We study a market device that was conceived as a potential solution to these tensions in the pharmaceutical market: the so-called Geneva Medicines Patent Pool (MPP). This patent pool, in existence since 2010, brings together pharmaceutical companies’ patents for HIV and antiretroviral drugs for distribution and sale in developing countries. Patent pools are voluntary market mechanisms that allow for a collective management of intellectual property rights (IP) such as patents, copyrights, know-how and data (Serafino et al, 2007). In effect, “a patent pool allows interested parties to gather all the necessary tools to practice a certain technology in one place, e.g. ‘one-stop shopping,’ rather than obtaining licenses from each patent owner individually.” (Clark et al, 2000, p.9). Patent pools have existed since the mid-1850s in R&D intensive industries (Teulings 1982; Serafino et al. 2007). Their remit is often mainly commercial, either to lower R&D and coordination costs and risks in an industry or to enforce a common standard. However, as in the case of the US aircraft industry in the First World War, the creation of patent pools can also be entwined with political objectives. Current literature demonstrates patent pools’ advantages in terms of overcoming patent thickets (Barpujari, 2010) and facilitating access to innovations where this would otherwise be prevented through patent enforcement (Bermudez and Hoen, 2010; Childs, 2010). However, some voices also highlight their inherent instability, as the very logic of a patent pool arguably stands in direct tension with the raison d’êtreof the idea of intellectual property and patent system, and have raised concerns that patent pools cement power structures in markets rather than democratizing them (Aoki and Schiff, 2008; Jeitschko and Zhang, 2014).

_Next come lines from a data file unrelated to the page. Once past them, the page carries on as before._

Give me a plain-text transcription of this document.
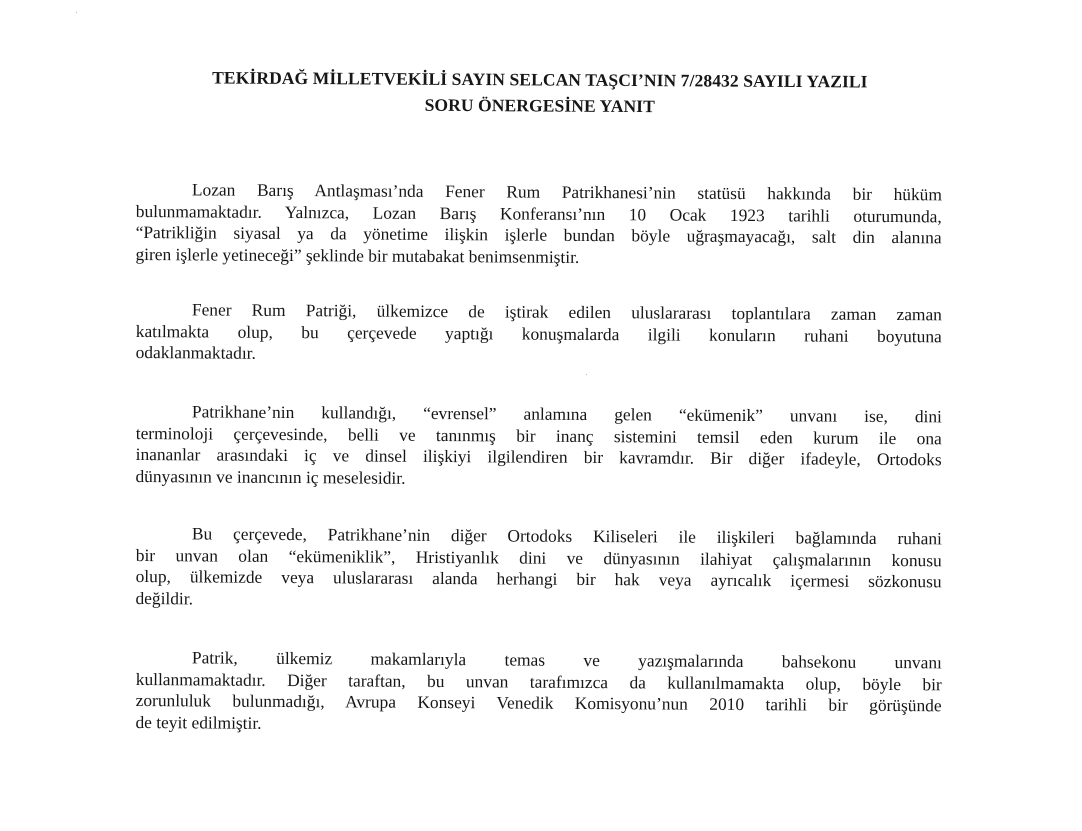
TEKİRDAĞ MİLLETVEKİLİ SAYIN SELCAN TAŞCI’NIN 7/28432 SAYILI YAZILI
SORU ÖNERGESİNE YANIT
Lozan Barış Antlaşması’nda Fener Rum Patrikhanesi’nin statüsü hakkında bir hüküm
bulunmamaktadır. Yalnızca, Lozan Barış Konferansı’nın 10 Ocak 1923 tarihli oturumunda,
“Patrikliğin siyasal ya da yönetime ilişkin işlerle bundan böyle uğraşmayacağı, salt din alanına
giren işlerle yetineceği” şeklinde bir mutabakat benimsenmiştir.
Fener Rum Patriği, ülkemizce de iştirak edilen uluslararası toplantılara zaman zaman
katılmakta olup, bu çerçevede yaptığı konuşmalarda ilgili konuların ruhani boyutuna
odaklanmaktadır.
Patrikhane’nin kullandığı, “evrensel” anlamına gelen “ekümenik” unvanı ise, dini
terminoloji çerçevesinde, belli ve tanınmış bir inanç sistemini temsil eden kurum ile ona
inananlar arasındaki iç ve dinsel ilişkiyi ilgilendiren bir kavramdır. Bir diğer ifadeyle, Ortodoks
dünyasının ve inancının iç meselesidir.
Bu çerçevede, Patrikhane’nin diğer Ortodoks Kiliseleri ile ilişkileri bağlamında ruhani
bir unvan olan “ekümeniklik”, Hristiyanlık dini ve dünyasının ilahiyat çalışmalarının konusu
olup, ülkemizde veya uluslararası alanda herhangi bir hak veya ayrıcalık içermesi sözkonusu
değildir.
Patrik, ülkemiz makamlarıyla temas ve yazışmalarında bahsekonu unvanı
kullanmamaktadır. Diğer taraftan, bu unvan tarafımızca da kullanılmamakta olup, böyle bir
zorunluluk bulunmadığı, Avrupa Konseyi Venedik Komisyonu’nun 2010 tarihli bir görüşünde
de teyit edilmiştir.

We will critically contrast the original intentions behind the MPP’s creation and its contributions, after five years in existence, in innovating pharmaceutical patent management practices. The MPP, as a specific example of a patent pool, was created with the intent of redevising the pharmaceutical market from the inside out – of “kicking away the ladder” (de Wildt and Khoon, 2008, p.53) of current patent regimes that are purportedly standing in the way of social innovation and public health equality (Commission on Intellectual Property Rights, 2002). The hope of its founders was that it would unlock the pharma market’s potential for social innovation by breaking ingrained market practices relating to secrecy in R&D, IP and patent management. Yet, despite good levels of acceptance on the part of pharmaceutical companies, many voices remain highly critical of the real power of this pool to ‘redevise’ the pharmaceutical market in a fundamental way. Our approach is exploratory: we see the Geneva Medicines Patent Pool as a market device ‘in the making’ (Latour, 1987), and we follow this ‘making’ from its conceptual beginnings in the mid-2000s to current dates. Our method combines interviews with diverse actors in the pharmaceutical market and civic society with archival research to trace and understand this device’s role in market and social innovation around the pharmaceutical industry.